Bei Kaiser + Kraft, dem Anbieter von Betriebseinrichtungen, kann der Käufer nach dem „Enkelfähig Score“ Produkte auswählen. Der Score setzt sich aus fünf Bereichen zusammen und ergibt eine Bewertung zwischen 1,0 und 5,9. Ein solcher Score schafft zusätzliche Transparenz, wobei es im Dschungel der Labels vor allem um das Vertrauen in die Ernsthaftigkeit des Lieferanten geht. Auch der Arbeitsschutzspezialist uvex aus Fürth hat ein Label mit dem Namen „protecting planet“. Je nach „Nachhaltigkeits“-Aspekt wird zum Beispiel auf die Reduktion von CO2 oder einer umweltfreundlichen Verpackung hingewiesen.
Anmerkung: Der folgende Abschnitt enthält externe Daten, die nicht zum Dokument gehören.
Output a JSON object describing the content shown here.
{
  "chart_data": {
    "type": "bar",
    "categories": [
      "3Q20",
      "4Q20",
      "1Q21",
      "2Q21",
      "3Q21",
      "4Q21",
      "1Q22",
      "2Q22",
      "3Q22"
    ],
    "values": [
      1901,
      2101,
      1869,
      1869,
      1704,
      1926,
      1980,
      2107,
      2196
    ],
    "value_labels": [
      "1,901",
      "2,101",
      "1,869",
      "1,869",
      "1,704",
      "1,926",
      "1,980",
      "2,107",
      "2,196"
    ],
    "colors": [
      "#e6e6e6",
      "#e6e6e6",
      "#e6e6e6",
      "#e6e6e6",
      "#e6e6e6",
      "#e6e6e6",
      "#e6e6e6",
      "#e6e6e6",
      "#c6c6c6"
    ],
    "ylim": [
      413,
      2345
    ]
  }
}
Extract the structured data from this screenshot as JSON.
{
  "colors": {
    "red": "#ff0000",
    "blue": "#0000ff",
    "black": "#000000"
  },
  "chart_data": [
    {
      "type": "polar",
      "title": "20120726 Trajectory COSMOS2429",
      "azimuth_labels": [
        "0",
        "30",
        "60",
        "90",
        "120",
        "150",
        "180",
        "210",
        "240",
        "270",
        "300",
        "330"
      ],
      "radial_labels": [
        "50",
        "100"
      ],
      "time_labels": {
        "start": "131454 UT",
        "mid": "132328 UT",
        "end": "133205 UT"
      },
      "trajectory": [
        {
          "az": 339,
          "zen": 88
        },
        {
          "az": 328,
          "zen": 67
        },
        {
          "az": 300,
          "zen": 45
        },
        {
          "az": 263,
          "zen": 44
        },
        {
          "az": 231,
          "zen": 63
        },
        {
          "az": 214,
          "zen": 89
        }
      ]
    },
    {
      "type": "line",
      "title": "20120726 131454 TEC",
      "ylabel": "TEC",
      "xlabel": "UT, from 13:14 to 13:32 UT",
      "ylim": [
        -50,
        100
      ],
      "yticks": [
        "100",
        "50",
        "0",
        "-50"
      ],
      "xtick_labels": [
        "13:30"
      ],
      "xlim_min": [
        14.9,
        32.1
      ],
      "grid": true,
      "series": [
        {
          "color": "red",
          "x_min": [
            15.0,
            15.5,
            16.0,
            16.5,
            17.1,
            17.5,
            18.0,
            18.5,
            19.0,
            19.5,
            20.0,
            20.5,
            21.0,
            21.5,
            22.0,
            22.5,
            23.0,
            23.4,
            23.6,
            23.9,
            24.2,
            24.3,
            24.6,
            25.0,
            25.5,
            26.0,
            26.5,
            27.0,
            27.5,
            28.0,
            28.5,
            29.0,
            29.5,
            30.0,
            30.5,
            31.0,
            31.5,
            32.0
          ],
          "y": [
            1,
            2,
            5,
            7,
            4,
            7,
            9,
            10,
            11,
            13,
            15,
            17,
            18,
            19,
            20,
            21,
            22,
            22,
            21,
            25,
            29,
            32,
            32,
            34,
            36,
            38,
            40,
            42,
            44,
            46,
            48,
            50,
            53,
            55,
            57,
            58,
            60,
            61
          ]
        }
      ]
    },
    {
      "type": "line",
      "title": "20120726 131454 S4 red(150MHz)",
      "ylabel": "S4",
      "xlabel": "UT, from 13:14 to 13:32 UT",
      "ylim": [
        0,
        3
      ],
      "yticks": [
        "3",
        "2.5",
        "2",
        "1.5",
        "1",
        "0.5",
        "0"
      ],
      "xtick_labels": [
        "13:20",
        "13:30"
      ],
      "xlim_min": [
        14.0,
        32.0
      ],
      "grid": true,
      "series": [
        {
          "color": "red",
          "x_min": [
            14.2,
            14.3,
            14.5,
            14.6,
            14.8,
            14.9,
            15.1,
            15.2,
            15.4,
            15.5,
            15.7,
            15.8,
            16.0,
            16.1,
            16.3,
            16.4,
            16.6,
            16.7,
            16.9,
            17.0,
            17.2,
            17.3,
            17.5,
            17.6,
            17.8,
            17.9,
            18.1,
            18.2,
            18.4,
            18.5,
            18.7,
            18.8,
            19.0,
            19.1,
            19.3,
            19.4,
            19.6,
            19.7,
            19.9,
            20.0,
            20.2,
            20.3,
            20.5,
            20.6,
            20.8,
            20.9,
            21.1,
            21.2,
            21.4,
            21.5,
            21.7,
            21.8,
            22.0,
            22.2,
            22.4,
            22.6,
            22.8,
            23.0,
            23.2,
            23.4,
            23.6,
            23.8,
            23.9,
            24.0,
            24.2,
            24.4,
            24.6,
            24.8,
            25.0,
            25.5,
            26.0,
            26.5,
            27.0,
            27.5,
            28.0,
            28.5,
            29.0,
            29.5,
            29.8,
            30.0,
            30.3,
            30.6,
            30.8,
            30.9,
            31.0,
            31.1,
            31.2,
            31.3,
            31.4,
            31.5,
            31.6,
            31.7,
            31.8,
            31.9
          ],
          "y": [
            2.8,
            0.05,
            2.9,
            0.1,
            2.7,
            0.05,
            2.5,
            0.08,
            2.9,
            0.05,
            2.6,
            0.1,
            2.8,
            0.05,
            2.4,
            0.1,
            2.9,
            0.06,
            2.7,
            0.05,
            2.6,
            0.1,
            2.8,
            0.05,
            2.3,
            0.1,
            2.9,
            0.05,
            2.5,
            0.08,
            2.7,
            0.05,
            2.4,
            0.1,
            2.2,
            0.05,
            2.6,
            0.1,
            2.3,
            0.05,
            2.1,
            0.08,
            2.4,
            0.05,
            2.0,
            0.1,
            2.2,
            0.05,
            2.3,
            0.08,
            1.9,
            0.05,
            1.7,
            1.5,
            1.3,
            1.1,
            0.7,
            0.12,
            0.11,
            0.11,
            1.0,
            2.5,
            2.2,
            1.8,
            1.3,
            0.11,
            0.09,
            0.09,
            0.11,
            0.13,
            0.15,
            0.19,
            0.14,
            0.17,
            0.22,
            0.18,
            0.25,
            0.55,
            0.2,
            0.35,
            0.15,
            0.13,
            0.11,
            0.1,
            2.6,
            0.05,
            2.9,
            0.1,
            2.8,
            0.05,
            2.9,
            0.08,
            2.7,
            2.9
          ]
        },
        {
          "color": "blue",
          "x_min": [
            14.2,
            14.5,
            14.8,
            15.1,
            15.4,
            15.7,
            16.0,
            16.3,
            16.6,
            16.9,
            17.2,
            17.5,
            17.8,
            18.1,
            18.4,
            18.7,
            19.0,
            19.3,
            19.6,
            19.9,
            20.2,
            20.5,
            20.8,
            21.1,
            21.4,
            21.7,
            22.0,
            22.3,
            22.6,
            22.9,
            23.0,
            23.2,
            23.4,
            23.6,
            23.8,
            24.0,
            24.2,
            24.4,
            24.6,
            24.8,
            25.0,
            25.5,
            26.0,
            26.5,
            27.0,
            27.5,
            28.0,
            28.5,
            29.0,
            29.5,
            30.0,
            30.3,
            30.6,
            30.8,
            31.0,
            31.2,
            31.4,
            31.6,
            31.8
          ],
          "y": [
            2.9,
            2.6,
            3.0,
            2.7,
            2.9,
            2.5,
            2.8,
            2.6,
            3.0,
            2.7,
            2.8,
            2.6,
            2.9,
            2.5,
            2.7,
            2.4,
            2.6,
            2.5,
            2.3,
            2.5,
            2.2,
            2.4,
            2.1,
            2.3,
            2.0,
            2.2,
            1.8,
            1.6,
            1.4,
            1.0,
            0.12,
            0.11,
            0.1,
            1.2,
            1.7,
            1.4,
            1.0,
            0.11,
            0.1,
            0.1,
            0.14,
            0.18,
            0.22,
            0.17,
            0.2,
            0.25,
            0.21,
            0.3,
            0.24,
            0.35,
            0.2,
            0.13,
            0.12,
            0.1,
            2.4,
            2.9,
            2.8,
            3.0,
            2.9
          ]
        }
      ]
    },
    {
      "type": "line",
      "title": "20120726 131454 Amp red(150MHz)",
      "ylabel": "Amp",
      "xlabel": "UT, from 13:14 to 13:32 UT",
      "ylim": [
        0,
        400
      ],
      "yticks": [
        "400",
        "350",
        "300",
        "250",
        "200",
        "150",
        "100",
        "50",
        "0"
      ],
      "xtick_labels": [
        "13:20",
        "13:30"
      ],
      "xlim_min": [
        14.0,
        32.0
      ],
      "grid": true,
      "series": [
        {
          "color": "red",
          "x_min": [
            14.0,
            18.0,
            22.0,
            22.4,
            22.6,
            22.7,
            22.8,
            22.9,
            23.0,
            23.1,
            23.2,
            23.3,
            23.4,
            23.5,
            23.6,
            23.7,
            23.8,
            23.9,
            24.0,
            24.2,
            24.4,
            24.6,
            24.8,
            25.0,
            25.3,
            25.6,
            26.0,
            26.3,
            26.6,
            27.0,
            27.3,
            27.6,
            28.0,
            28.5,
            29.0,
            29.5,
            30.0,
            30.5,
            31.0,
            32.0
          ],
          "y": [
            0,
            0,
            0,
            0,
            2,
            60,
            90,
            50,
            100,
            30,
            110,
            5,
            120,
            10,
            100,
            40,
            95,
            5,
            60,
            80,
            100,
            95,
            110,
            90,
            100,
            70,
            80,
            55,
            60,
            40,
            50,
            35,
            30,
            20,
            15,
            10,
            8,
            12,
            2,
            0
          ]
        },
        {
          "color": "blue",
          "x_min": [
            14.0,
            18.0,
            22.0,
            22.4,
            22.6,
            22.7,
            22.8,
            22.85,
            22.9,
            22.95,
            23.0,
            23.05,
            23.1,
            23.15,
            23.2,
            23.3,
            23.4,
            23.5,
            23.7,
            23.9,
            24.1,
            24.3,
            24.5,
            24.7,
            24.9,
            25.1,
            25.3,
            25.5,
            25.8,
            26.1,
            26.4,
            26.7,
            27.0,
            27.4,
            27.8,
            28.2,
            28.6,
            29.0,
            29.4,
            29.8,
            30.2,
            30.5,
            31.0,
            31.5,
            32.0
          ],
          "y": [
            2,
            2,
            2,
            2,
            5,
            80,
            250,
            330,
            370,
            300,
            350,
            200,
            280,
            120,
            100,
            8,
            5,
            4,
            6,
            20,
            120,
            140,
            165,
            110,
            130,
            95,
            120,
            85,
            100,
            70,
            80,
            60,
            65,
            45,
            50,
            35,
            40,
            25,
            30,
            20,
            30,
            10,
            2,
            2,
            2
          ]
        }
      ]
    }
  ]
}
Wie oben beschrieben, kann dies als Differenzierungsmerkmal genutzt werden.  Zum Beispiel gibt es die Bügelbrille „pheos nxt“ von uvex in der klassischen Variante und in der Version „planet“ wie es das folgende Bild zeigt.

nachhaltige C-Teile
Links: uvex pheos nxt „klassisch“ – Rechts: uvex pheos nxt planet „nachhaltig“

Beispiele von Kissing, Kaiser + Kraft und uvex

Drei Lieferanten zeigen drei verschiedene Ansätze mit „nachhaltigen“ bzw. „umweltfreundlichen“ C-Artikeln umzugehen.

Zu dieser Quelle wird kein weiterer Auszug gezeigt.